Under its new guise it embraced some of the original pub sides plus teams such a F Troop, the Jamaica, Flouquets, the Piette Hotel.
History is sketchy but Jobbers and the Yacht might also have been involved.
As far as F Troop was concerned, the league enabled them to get two lots of social kicks in a weekend.
Apart from the regular Sunday morning match, the Troop were on show many a Friday night at the Corbet Field during a period when Vale Rec let the ground to raise money for the floodlights.
‘Henry Robin allowed us to rent it – he was very good to us – and we played our [Rebel League] cup finals down there.’
Friday night game over, the Troopers might find themselves talking over the action over a few drinks and a chinese meal in Fountain Street, before meeting up in the Red Lion on a Saturday afternoon.

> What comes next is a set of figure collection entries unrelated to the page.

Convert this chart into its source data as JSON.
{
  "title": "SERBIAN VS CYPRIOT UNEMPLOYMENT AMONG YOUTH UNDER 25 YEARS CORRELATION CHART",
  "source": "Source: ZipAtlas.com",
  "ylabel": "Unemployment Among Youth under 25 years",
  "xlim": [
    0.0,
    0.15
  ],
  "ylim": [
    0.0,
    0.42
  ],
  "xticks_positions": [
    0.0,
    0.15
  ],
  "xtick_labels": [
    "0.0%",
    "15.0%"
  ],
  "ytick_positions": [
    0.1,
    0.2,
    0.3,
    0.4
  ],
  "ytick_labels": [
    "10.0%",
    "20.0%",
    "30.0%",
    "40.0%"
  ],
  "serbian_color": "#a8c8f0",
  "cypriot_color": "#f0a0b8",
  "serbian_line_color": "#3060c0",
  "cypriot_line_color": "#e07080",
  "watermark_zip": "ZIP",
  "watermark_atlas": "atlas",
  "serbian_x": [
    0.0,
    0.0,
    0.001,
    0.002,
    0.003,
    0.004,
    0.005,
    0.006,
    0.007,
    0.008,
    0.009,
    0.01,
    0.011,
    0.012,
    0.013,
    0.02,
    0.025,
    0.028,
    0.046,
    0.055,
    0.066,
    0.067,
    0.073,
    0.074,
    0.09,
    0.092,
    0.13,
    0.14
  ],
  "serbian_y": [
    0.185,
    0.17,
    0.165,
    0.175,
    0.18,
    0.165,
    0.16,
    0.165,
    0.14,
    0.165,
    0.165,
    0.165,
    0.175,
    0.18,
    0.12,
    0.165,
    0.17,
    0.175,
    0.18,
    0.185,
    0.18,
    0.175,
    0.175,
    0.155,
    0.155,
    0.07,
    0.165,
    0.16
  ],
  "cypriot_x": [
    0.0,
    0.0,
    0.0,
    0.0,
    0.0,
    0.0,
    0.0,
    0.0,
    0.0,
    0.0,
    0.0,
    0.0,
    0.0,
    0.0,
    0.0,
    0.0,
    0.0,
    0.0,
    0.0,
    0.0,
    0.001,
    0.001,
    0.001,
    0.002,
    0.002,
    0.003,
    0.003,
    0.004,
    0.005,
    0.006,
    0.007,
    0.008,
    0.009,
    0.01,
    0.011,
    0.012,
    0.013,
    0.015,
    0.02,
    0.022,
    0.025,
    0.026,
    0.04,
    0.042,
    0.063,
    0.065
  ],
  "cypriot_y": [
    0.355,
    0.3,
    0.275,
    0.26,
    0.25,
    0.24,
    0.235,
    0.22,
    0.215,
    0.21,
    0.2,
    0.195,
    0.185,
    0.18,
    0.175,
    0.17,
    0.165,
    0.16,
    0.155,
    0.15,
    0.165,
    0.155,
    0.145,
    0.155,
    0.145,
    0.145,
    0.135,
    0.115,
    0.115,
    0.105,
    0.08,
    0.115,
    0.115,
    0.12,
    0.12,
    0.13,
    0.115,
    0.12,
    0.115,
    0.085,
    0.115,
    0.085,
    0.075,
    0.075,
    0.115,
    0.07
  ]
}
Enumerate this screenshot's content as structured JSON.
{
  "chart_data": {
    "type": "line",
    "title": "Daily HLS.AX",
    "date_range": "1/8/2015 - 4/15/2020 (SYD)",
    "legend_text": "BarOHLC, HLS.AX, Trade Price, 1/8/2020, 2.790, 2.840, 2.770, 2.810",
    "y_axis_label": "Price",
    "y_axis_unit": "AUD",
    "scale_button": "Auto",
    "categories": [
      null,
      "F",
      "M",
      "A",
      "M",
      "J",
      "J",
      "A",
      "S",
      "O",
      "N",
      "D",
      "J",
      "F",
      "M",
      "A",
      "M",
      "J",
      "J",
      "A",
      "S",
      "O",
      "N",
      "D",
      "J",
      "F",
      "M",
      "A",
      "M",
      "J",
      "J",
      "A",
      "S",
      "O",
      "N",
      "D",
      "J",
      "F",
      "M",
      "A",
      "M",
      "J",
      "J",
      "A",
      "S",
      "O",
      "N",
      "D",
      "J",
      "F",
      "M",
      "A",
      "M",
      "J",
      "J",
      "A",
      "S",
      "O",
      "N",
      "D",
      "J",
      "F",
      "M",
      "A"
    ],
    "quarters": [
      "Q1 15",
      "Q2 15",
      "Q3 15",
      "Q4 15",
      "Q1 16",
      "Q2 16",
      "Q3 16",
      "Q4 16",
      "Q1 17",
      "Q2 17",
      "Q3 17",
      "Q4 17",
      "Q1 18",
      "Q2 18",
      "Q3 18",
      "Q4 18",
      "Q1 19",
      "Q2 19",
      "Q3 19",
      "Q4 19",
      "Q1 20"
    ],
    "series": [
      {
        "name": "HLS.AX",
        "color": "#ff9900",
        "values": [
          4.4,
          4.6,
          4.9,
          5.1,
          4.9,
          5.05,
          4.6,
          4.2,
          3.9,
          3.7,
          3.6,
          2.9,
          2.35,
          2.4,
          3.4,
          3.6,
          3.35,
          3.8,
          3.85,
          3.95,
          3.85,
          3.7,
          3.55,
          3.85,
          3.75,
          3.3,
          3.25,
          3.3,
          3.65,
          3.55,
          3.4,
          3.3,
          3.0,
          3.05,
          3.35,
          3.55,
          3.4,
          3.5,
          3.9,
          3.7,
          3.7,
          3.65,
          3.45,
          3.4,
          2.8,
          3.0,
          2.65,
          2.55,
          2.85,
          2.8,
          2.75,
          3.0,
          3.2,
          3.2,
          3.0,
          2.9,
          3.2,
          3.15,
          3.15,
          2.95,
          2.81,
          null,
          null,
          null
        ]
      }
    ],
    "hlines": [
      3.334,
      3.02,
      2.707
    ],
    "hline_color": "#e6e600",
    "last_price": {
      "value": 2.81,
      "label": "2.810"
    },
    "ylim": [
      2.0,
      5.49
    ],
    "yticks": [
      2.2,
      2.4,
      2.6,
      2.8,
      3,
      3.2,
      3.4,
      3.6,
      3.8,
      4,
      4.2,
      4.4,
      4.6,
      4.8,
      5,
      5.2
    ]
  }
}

It was there that the team were given the name F Troop from the TV series which appeared around the time of the football scores.
‘Someone said that bunch of lads you’ve got there are a bunch of comics so why not call them F Troop?’ recalls an obliged Waterman.
The club was born and hung around until the very late 1970s when, after many a title celebration, it folded.
‘We packed up when they all got a little too old for football. By then a lot of the lads had packed it in.’
And so ends the F Troop story but, it seems, the Rebel League one may be about to revived, albeit with a few danger signs.